Ooni Koda pizza oven


A year ago I purchased an Ooni Koda pizza gas oven. Since then I have been baking pizzas with it almost on a weekly basis. I am really happy with it because it takes baked (Neapolitan-style) pizzas on a completely new level compared to a traditional home ovens, with or without baking stone.

In this post I would like to share my current process of making pizza dough and baking process in Ooni Koda.

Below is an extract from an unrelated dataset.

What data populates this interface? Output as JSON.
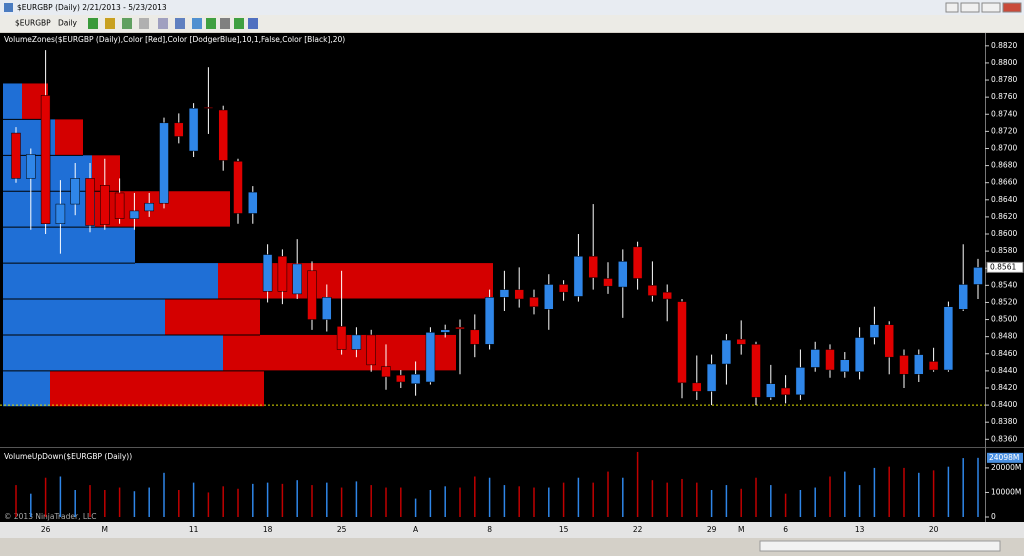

  1. For making the dough, I use mix of 00 , all-purpose and wholegrain flour. Each pizza ball is around 220 g, 60 % hydration. Here the most important thing is to knead the dough so it stretches easily and is able to trap air bubbles during fermentation. For that I use hand mixer with dough hook attachments.
  2. For storing the balls I use plastic container which can hold two of them.
  3. I never bake pizzas on the same day when I make the dough. After few hours on a kitchen counter I put container in the fridge (if I have more of them, I stack them on top of each other) and bake the next day or the day after.
  4. Before making pizza, I take care that dough and toppings are at room temperature, especially the dough. That means taking containers out of the fridge for at least 3 hours (4 is best). If baking when still cold, there is a high chance the final pizza/cheese will come out of the pizza oven burnt.

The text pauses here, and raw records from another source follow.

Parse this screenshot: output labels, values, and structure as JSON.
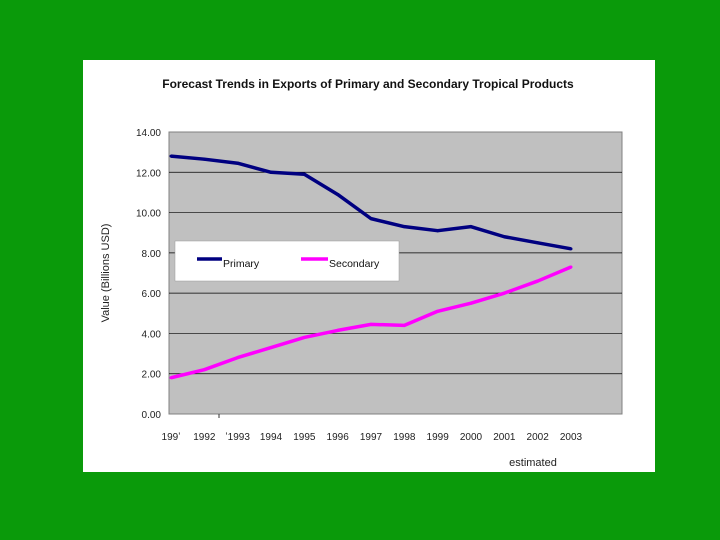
{
  "chart_data": {
    "type": "line",
    "title": "Forecast Trends in Exports of Primary and Secondary Tropical Products",
    "xlabel": "estimated",
    "ylabel": "Value (Billions USD)",
    "categories": [
      "1991",
      "1992",
      "1993",
      "1994",
      "1995",
      "1996",
      "1997",
      "1998",
      "1999",
      "2000",
      "2001",
      "2002",
      "2003"
    ],
    "category_labels": [
      "199ʼ",
      "1992",
      "ʼ1993",
      "1994",
      "1995",
      "1996",
      "1997",
      "1998",
      "1999",
      "2000",
      "2001",
      "2002",
      "2003"
    ],
    "ylim": [
      0,
      14
    ],
    "yticks": [
      "0.00",
      "2.00",
      "4.00",
      "6.00",
      "8.00",
      "10.00",
      "12.00",
      "14.00"
    ],
    "series": [
      {
        "name": "Primary",
        "color": "#000080",
        "values": [
          12.8,
          12.65,
          12.45,
          12.0,
          11.9,
          10.9,
          9.7,
          9.3,
          9.1,
          9.3,
          8.8,
          8.5,
          8.2
        ]
      },
      {
        "name": "Secondary",
        "color": "#ff00ff",
        "values": [
          1.8,
          2.2,
          2.8,
          3.3,
          3.8,
          4.15,
          4.45,
          4.4,
          5.1,
          5.5,
          6.0,
          6.6,
          7.3
        ]
      }
    ],
    "legend": "inside-center-left"
  }
}
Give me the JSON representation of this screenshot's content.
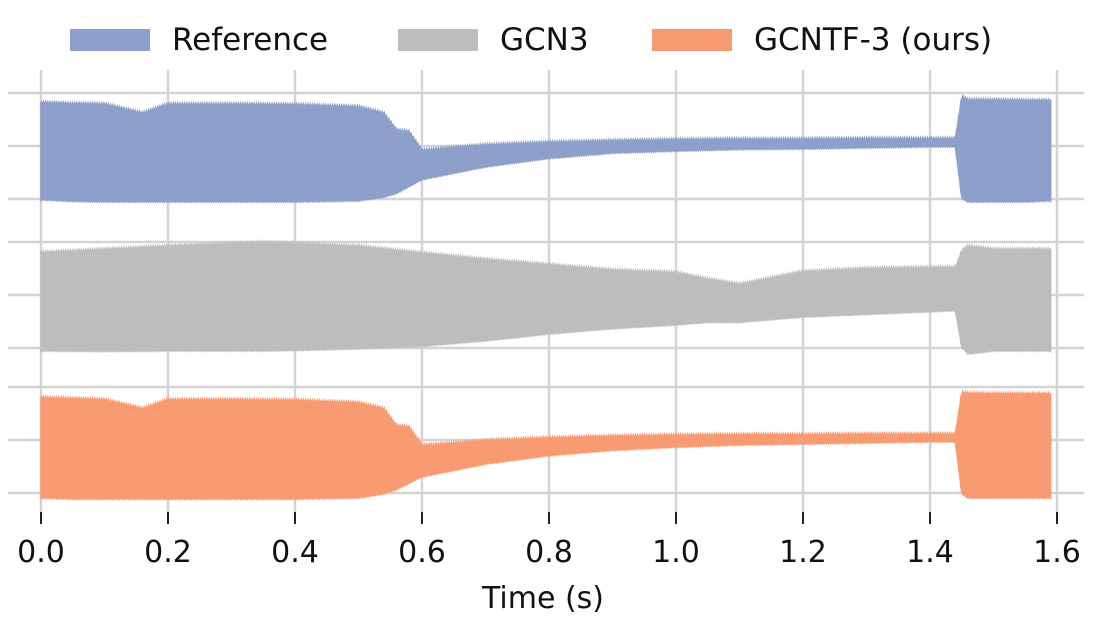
{
  "chart_data": {
    "type": "area",
    "xlabel": "Time (s)",
    "ylabel": "",
    "xlim": [
      0.0,
      1.6
    ],
    "xticks": [
      0.0,
      0.2,
      0.4,
      0.6,
      0.8,
      1.0,
      1.2,
      1.4,
      1.6
    ],
    "xtick_labels": [
      "0.0",
      "0.2",
      "0.4",
      "0.6",
      "0.8",
      "1.0",
      "1.2",
      "1.4",
      "1.6"
    ],
    "grid": true,
    "legend_position": "top",
    "series": [
      {
        "name": "Reference",
        "color": "#8E9FCB",
        "x": [
          0.0,
          0.05,
          0.1,
          0.16,
          0.2,
          0.3,
          0.4,
          0.5,
          0.54,
          0.56,
          0.58,
          0.6,
          0.65,
          0.7,
          0.8,
          0.9,
          1.0,
          1.1,
          1.2,
          1.3,
          1.4,
          1.44,
          1.45,
          1.46,
          1.5,
          1.55,
          1.59
        ],
        "upper": [
          0.8,
          0.78,
          0.77,
          0.6,
          0.77,
          0.77,
          0.76,
          0.72,
          0.6,
          0.28,
          0.25,
          -0.1,
          -0.05,
          0.0,
          0.05,
          0.08,
          0.1,
          0.11,
          0.11,
          0.12,
          0.12,
          0.12,
          0.92,
          0.85,
          0.85,
          0.84,
          0.84
        ],
        "lower": [
          -1.0,
          -1.03,
          -1.04,
          -1.04,
          -1.04,
          -1.04,
          -1.04,
          -1.02,
          -0.95,
          -0.88,
          -0.75,
          -0.62,
          -0.5,
          -0.38,
          -0.22,
          -0.12,
          -0.08,
          -0.05,
          -0.04,
          -0.02,
          0.0,
          0.0,
          -0.98,
          -1.04,
          -1.04,
          -1.04,
          -1.02
        ]
      },
      {
        "name": "GCN3",
        "color": "#BDBDBD",
        "x": [
          0.0,
          0.1,
          0.2,
          0.3,
          0.35,
          0.4,
          0.5,
          0.6,
          0.7,
          0.8,
          0.9,
          1.0,
          1.05,
          1.1,
          1.15,
          1.2,
          1.3,
          1.4,
          1.44,
          1.45,
          1.46,
          1.5,
          1.55,
          1.59
        ],
        "upper": [
          0.78,
          0.84,
          0.9,
          0.95,
          0.97,
          0.95,
          0.9,
          0.77,
          0.65,
          0.55,
          0.45,
          0.4,
          0.28,
          0.18,
          0.3,
          0.42,
          0.48,
          0.5,
          0.5,
          0.82,
          0.9,
          0.84,
          0.84,
          0.84
        ],
        "lower": [
          -1.04,
          -1.05,
          -1.04,
          -1.04,
          -1.04,
          -1.03,
          -1.0,
          -0.95,
          -0.85,
          -0.72,
          -0.62,
          -0.55,
          -0.5,
          -0.5,
          -0.45,
          -0.4,
          -0.35,
          -0.3,
          -0.28,
          -0.98,
          -1.1,
          -1.04,
          -1.04,
          -1.04
        ]
      },
      {
        "name": "GCNTF-3 (ours)",
        "color": "#F99B72",
        "x": [
          0.0,
          0.05,
          0.1,
          0.16,
          0.2,
          0.3,
          0.4,
          0.5,
          0.54,
          0.56,
          0.58,
          0.6,
          0.65,
          0.7,
          0.8,
          0.9,
          1.0,
          1.1,
          1.2,
          1.3,
          1.4,
          1.44,
          1.45,
          1.46,
          1.5,
          1.55,
          1.59
        ],
        "upper": [
          0.78,
          0.76,
          0.74,
          0.57,
          0.74,
          0.74,
          0.73,
          0.68,
          0.57,
          0.25,
          0.22,
          -0.12,
          -0.08,
          -0.03,
          0.02,
          0.05,
          0.07,
          0.08,
          0.08,
          0.09,
          0.09,
          0.09,
          0.88,
          0.86,
          0.85,
          0.85,
          0.85
        ],
        "lower": [
          -1.08,
          -1.1,
          -1.1,
          -1.1,
          -1.1,
          -1.1,
          -1.1,
          -1.08,
          -1.0,
          -0.92,
          -0.8,
          -0.68,
          -0.56,
          -0.44,
          -0.28,
          -0.18,
          -0.12,
          -0.08,
          -0.06,
          -0.04,
          -0.02,
          -0.02,
          -1.0,
          -1.08,
          -1.08,
          -1.08,
          -1.08
        ]
      }
    ]
  }
}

After a year and following mentioned process of making pizza, I became accustomed to baking them at full flame in Ooni Koda pizza (center of the baking stone is almost at 500 degrees Celsius) and they do not come out of the oven (at least badly) burnt. I can confirm that they taste even better compared to baking them at lower flame.

I am currently working on using perforated pizza peel for transferring pizzas into the oven because I would like to get rid of burnt bottoms because of excess flour left there from shaping the dough and the fact I now use wooden pizza peel for launching pizzas into the oven.